Das bevorstehende Kirchweihjubiläum, das am 6. August gefeiert wird, nimmt die Gemeinde nun zum Anlass, die neuen Bronzeglocken einzuweihen. Der Abschied von den alten ist ein emotionaler, gibt Norbert Seyer zu. „Sie haben für uns eine liturgische Bedeutung.“ Deshalb ist er froh, dass sie nicht verschwinden. Das wäre ohnehin nicht möglich, weil sie unter Denkmalschutz stehen. Sie bekommen einen Ehrenplatz vor der Kirche, werden dort aufgestellt.

Feierliche Messe mit dem Erzbischof

Die drei Nachfolger, in Hessen gegossen, treffen in der kommenden Woche ein. Die Bestenseer Zimmerei André Stenglein hat die neuen Glockenstühle aus Eiche gefertigt. Die große Glocke, gut eine Tonne schwer und 1,25 Meter groß, wird wieder Michael heißen. Die beiden kleineren wurden nach dem Priester Bernhard Lichtenberg (1875-1943), der den Grundstein für die Kirche legte, benannt und nach der Heiligen Hedwig. Erzbischof Heiner Koch weiht die Glocken am 2. Juli im Rahmen einer feierlichen Messe in Königs Wusterhausen.
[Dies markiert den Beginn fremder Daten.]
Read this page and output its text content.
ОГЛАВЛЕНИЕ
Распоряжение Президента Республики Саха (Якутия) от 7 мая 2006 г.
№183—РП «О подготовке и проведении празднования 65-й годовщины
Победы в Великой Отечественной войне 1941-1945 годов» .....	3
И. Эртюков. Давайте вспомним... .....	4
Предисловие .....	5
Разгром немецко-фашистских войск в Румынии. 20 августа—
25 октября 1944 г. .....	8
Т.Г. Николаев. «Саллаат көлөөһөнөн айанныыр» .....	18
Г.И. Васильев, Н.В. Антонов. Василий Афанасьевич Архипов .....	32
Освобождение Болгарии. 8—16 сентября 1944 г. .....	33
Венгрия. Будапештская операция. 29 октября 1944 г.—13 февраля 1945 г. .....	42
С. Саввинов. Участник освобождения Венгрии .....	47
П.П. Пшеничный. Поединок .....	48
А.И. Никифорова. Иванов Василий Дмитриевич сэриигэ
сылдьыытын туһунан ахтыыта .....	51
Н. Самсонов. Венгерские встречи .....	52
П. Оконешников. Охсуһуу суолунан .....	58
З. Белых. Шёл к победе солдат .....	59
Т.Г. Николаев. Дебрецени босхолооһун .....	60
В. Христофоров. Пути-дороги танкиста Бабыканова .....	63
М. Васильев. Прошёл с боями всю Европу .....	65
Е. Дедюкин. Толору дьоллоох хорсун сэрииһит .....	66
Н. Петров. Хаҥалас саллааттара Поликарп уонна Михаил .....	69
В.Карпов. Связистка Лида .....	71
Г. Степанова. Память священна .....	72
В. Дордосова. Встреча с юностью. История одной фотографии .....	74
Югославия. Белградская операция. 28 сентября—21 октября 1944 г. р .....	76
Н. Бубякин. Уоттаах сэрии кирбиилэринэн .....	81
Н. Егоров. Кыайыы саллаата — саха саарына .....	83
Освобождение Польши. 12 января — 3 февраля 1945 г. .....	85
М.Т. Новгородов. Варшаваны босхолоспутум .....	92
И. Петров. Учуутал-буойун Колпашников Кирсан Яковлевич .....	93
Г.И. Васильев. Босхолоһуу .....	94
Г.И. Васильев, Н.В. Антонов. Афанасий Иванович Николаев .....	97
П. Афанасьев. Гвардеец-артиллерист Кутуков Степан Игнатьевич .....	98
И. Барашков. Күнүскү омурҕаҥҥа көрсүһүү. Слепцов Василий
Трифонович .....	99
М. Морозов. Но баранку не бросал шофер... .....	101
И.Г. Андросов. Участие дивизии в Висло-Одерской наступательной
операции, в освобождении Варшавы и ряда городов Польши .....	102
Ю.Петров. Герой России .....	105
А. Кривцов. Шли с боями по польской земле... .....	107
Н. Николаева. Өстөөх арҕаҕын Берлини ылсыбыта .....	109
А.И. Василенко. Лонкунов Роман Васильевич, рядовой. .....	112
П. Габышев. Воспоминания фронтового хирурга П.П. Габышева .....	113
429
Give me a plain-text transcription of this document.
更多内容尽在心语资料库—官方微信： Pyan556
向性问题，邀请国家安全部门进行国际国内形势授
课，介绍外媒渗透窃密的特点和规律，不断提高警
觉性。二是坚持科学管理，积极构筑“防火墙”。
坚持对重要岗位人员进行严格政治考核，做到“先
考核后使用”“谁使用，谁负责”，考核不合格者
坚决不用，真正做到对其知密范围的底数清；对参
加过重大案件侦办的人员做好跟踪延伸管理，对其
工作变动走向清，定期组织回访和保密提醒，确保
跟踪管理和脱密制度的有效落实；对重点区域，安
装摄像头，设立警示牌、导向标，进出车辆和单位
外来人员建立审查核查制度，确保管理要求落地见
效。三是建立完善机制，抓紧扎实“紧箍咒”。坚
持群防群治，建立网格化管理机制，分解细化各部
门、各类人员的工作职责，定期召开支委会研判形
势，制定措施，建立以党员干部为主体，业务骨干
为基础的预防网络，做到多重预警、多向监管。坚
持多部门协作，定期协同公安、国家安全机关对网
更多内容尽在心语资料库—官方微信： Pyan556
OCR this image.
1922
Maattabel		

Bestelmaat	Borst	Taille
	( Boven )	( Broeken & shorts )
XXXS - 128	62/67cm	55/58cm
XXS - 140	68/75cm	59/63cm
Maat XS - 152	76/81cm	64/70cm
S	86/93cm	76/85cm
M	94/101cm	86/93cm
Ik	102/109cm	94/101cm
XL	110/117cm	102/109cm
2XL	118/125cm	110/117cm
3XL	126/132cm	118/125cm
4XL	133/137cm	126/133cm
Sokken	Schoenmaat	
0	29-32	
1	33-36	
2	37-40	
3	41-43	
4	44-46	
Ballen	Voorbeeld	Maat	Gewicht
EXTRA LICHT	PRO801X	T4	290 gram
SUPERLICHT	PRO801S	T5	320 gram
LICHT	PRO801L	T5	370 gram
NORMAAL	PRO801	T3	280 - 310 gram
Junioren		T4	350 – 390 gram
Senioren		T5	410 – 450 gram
Bauvorhaben kostet 100 000 Euro

Für den Aus- und Einbau wurde ein schonender Eingriff gewählt. Zwischen den Türmen wird das Dach geöffnet, durch das am 4. Juli mit einem Kran die alten Glocken entfernt und am 10. Juli die neuen eingesetzt werden. 100 000 Euro kostetet die Glockenerneuerung. Die Stadt Königs Wusterhausen stellte 25 000 Euro bereit, aus einem Fonds der Mittelbrandenburgischen Sparkasse kamen 15 000Euro, das Bistum Berlin beteiligte sich mit 49 000 Euro. „Den Rest der Summe bringen Gemeindemitglieder und Mitbürger auf“, so Norbert Seyer. Dazu soll auch der Verkauf von kleinen Messingglöckchen mit der Aufschrift „St Elisabeth 2017“ ab 2. Juli beitragen. Sie kosten 40 Euro, davon gehen 20 Euro in den Spendentopf für die neuen Glocken.